Aún no he acabado de verla, pero Vikingos merece la pena. La serie, documentada fielmente según los historiadores, cuenta la historia del pueblo escandinavo, que empezó saqueando la costa de Inglaterra y acabó negociando con los británicos y forjando alianzas. En tiempos de Carlomagno, cuando Europa empezaba a ser lo que siempre ha sido, la serie demuestra que el sentido de trascendencia estuvo siempre presente en el corazón de los hombres. Los escandinavos, barbudos, bárbaros, paganos, temían en su error primitivo a Odín y a Thor y a otros cuantos, como los griegos antes tuvieron a Zeus. Los ingleses ya habían conocido a Jesucristo y sabían de Su Verdad Revelada, pero, a fin de cuentas, cuando se supone que la oscuridad se ceñía sobre Europa, incluso mucho antes, en la luminosa Atenas y en la sangrienta Roma la gente vivía bajo el amor y el temor de Dios.
Hay en Vikingos un personaje singular: monje cristiano raptado por los bárbaros que, con el paso de los años y tras varios viajes entre ambos mundos, acaba confundiendo su aspiración religiosa. Duda entre nuestro Señor y los dioses paganos, pero no duda de que no está solo en el mundo.
En aquellos años nadie vivía como si Dios no existiera. Habrá que esperar a la guillotina francesa, incluso algunos años más, para empezar a encontrar hombres ajenos a la espiritualidad de lo trascendente. Si pudiéramos hablar con un hombre capaz de mirar por encima de todos los siglos, nos diría sin duda que nuestro tiempo es extraño en el conjunto de la historia: somos de las pocas generaciones que vivimos absurdamente, sin un sentido más allá de nuestras limitadas experiencias sensoriales.
Como ha escrito en su último libro José Ramón Carrasco Recio, un cura de Madrid al que conozco menos de lo que me gustaría, «Dios y lo religioso han dejado de ser temas de conversación porque han dejado de formar parte de la vida de mis compatriotas y conciudadanos». Y es verdad, incluso más allá: no es que no hablemos de Dios, es que hacemos como que no existe. Y además nos parece lo normal.

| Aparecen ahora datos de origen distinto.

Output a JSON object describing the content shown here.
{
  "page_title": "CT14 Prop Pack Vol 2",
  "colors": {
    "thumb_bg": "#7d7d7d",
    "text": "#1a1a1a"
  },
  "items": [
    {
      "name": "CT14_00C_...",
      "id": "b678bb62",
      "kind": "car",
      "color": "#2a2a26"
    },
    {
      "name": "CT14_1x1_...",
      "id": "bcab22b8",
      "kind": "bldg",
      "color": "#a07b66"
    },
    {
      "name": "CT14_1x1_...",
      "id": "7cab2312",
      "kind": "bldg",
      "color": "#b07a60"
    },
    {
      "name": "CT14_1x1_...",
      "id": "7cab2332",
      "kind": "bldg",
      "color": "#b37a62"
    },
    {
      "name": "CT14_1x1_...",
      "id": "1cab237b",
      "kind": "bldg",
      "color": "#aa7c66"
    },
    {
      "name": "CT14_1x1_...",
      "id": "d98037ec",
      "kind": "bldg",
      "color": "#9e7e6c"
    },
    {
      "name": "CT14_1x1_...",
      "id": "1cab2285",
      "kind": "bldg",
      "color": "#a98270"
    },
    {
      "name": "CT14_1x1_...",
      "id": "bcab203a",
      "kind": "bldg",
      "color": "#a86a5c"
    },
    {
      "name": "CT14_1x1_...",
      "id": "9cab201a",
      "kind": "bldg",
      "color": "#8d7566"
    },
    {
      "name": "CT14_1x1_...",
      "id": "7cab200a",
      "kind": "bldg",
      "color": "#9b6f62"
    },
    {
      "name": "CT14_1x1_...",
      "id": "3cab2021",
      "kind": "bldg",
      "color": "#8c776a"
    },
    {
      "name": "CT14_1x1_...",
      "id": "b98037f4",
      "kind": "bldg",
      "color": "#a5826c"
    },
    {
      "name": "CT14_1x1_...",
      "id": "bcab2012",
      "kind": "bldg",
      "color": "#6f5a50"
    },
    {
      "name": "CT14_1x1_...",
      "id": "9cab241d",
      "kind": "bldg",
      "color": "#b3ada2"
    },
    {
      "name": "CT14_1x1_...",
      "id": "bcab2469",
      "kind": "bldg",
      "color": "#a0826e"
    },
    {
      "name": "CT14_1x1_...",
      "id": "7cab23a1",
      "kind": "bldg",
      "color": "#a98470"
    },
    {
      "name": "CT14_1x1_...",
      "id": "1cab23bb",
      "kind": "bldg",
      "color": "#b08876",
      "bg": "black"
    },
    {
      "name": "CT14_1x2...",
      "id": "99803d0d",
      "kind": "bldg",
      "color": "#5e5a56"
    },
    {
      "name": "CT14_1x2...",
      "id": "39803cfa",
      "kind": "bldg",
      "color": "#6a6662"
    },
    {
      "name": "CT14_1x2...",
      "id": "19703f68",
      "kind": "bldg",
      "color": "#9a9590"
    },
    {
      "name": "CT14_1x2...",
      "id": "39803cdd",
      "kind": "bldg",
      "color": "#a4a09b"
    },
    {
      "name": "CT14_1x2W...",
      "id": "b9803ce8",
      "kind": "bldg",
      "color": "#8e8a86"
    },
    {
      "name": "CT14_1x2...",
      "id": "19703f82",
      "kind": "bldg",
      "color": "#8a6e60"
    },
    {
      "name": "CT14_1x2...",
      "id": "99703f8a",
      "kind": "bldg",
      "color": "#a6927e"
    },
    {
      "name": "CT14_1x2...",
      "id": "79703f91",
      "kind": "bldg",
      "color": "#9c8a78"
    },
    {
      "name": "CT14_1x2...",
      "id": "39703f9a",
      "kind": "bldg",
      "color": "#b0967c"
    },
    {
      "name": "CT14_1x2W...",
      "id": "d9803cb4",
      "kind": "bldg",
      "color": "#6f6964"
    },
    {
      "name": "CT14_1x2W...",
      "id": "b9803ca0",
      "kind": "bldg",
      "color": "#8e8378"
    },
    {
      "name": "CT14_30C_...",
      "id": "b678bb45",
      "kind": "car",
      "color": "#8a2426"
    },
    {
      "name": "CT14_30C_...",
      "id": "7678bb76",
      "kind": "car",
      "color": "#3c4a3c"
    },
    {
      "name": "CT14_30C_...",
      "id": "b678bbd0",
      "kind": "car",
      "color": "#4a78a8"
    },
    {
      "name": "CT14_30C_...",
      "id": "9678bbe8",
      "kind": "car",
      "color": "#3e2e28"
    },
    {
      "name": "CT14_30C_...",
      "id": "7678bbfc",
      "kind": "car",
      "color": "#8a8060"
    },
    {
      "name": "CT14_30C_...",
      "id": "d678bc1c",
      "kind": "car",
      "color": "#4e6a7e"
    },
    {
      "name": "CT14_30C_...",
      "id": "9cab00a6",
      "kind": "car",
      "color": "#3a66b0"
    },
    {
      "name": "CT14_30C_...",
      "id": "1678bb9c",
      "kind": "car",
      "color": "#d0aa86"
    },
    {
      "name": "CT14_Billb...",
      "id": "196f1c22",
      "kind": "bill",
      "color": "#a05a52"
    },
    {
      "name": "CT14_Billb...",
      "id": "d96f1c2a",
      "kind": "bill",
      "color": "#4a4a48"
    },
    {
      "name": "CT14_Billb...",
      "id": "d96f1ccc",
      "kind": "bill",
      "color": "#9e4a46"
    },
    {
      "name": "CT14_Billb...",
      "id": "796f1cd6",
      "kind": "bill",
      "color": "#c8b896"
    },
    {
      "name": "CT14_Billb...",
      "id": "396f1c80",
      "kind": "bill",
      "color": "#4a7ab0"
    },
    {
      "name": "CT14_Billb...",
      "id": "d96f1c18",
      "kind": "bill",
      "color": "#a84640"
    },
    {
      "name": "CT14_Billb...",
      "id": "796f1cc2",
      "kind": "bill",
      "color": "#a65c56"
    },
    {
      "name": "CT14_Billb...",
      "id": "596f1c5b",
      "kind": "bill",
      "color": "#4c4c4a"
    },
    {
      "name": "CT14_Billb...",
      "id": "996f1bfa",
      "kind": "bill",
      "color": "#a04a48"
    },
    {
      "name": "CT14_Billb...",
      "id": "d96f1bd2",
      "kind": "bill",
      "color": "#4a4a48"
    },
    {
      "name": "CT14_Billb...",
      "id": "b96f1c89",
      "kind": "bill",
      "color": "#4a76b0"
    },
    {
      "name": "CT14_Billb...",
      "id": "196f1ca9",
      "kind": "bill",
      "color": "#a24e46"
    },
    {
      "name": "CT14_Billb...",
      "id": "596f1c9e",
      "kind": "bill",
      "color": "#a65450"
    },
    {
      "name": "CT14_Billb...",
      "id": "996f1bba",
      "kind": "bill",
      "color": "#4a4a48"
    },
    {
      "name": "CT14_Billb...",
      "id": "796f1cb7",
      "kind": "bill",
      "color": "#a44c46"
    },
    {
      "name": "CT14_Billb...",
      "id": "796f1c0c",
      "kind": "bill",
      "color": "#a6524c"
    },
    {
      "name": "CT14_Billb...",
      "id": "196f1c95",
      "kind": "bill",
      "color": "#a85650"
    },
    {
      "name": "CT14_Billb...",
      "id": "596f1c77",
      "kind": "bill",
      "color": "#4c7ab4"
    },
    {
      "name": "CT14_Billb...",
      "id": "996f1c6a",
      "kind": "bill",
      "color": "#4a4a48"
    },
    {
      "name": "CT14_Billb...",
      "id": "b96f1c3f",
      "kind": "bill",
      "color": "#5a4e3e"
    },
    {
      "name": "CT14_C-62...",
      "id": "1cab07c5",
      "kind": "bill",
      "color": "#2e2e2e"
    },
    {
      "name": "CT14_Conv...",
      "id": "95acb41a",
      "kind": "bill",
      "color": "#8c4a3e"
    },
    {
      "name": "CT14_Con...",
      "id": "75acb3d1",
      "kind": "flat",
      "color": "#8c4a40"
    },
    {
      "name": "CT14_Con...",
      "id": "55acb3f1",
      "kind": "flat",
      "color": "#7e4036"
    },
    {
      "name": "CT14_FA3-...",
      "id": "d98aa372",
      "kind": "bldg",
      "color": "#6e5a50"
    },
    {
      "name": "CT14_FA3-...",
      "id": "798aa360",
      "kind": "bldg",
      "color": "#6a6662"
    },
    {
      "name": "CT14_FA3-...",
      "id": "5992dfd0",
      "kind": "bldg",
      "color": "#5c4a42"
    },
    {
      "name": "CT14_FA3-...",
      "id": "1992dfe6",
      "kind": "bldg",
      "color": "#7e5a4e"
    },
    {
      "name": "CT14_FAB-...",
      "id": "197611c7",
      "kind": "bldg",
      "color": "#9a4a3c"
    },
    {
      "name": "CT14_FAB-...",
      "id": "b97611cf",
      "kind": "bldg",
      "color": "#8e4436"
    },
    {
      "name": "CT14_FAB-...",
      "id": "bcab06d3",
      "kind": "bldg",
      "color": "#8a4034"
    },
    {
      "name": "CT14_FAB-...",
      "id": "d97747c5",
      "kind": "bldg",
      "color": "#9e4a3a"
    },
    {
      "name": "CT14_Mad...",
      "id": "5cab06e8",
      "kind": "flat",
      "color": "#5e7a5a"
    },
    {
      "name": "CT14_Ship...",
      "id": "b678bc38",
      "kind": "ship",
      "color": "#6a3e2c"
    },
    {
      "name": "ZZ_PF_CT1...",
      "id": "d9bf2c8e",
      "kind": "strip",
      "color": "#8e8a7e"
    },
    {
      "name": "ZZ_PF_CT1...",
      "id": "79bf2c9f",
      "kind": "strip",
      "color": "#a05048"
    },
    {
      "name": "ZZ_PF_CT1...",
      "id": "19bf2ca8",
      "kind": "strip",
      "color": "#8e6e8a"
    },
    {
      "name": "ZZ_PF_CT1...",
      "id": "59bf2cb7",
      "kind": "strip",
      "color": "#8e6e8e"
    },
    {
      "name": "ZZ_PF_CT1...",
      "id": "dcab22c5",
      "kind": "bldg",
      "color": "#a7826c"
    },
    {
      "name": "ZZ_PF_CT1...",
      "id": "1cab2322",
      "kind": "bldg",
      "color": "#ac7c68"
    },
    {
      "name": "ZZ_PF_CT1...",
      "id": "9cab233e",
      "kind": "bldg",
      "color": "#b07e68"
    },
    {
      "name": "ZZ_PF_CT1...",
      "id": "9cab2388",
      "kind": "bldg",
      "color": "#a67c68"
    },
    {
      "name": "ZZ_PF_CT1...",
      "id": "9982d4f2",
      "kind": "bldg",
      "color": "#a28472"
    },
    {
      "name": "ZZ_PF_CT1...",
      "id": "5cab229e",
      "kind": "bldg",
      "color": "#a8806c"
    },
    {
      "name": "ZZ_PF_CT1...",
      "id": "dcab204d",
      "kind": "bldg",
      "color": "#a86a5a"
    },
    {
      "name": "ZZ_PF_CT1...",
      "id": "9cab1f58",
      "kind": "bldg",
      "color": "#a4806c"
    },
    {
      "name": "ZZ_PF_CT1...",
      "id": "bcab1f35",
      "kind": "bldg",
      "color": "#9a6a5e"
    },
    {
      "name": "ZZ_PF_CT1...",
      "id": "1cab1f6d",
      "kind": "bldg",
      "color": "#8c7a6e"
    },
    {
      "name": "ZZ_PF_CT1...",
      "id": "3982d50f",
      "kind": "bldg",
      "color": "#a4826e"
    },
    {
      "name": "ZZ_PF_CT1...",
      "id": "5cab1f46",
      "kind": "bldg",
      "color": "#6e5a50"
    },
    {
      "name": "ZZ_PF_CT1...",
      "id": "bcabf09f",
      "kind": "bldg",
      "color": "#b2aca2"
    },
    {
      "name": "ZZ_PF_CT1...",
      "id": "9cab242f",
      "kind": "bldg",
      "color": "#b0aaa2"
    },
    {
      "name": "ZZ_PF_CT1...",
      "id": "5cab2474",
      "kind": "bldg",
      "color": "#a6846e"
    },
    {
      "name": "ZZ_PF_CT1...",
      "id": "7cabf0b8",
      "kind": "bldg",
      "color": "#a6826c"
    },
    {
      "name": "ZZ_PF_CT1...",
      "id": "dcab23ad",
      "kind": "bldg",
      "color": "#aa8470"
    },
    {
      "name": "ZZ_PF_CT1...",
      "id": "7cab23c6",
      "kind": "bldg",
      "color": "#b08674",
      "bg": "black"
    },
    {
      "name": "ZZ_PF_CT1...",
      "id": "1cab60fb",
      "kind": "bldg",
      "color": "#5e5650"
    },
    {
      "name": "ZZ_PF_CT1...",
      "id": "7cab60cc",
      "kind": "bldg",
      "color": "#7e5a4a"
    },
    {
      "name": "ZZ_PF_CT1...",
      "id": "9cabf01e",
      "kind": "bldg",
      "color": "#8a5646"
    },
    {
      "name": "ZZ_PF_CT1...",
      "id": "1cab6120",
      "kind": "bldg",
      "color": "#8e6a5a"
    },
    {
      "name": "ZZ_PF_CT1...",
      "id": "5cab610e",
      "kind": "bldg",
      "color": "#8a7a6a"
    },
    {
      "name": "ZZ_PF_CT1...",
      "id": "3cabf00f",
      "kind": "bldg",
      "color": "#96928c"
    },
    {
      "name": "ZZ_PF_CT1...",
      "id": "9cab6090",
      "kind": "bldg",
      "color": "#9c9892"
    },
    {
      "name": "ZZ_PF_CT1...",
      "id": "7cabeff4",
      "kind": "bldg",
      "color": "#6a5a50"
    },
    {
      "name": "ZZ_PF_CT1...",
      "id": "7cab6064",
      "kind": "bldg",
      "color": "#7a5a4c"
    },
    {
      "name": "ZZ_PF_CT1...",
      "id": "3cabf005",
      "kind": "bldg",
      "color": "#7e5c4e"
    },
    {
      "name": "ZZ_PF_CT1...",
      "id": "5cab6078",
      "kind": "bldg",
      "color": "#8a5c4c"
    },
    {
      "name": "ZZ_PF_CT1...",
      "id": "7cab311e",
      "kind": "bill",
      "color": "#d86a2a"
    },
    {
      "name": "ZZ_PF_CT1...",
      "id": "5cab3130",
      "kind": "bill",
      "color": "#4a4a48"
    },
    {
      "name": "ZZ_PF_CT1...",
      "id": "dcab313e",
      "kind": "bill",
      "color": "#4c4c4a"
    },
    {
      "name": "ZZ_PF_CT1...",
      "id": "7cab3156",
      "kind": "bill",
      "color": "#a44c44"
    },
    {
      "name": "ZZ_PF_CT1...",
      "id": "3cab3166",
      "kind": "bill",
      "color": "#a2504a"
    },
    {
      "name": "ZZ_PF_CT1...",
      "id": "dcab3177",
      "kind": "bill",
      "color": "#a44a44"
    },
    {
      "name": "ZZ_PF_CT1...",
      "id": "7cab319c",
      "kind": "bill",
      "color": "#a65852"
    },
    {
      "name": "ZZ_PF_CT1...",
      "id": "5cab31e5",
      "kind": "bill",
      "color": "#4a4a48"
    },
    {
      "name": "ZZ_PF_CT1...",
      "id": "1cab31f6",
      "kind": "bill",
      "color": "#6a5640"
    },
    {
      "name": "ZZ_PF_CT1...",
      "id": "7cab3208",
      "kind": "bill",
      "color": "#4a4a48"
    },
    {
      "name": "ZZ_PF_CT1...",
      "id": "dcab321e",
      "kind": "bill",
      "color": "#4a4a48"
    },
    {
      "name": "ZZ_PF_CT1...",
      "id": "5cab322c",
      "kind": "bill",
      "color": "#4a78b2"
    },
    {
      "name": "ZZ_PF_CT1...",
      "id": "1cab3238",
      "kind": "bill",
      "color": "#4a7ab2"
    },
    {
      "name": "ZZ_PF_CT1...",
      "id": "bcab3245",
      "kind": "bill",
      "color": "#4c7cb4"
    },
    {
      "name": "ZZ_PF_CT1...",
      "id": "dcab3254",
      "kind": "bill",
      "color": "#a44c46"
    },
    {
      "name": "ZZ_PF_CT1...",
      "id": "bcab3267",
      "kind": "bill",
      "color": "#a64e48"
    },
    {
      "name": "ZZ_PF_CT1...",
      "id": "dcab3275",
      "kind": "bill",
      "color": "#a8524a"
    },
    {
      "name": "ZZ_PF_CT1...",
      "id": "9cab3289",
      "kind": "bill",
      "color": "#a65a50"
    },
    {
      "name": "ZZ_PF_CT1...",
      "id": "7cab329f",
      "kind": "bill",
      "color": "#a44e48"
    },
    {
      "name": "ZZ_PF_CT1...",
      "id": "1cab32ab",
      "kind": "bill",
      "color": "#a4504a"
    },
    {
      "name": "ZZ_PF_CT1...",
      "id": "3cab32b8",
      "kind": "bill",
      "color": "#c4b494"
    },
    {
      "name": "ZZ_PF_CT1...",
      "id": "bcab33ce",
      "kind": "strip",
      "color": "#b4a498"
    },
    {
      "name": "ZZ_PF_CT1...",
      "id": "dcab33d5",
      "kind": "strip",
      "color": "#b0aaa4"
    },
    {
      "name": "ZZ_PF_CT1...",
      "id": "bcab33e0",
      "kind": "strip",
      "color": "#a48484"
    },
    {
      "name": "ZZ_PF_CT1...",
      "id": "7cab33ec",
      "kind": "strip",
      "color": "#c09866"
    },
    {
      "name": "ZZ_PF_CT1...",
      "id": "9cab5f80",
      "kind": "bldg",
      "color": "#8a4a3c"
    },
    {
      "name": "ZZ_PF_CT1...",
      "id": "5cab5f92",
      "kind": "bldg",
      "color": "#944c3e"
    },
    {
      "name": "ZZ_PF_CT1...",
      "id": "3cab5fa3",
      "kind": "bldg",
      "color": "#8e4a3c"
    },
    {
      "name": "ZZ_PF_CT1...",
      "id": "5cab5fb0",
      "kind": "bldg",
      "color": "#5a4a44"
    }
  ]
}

Vivir como si Dios no existiera no es más que el producto del materialismo que agotó al hombre moderno y que disfraza al posmoderno de héroe costumbrista. Pero no siempre ha sido así, casi nunca, como hemos dicho; por eso ahora tenemos prisa por encargo y no nos amamos demasiado, por eso conjugamos con rima fácil los misteriosos versos de una vida que no entendemos.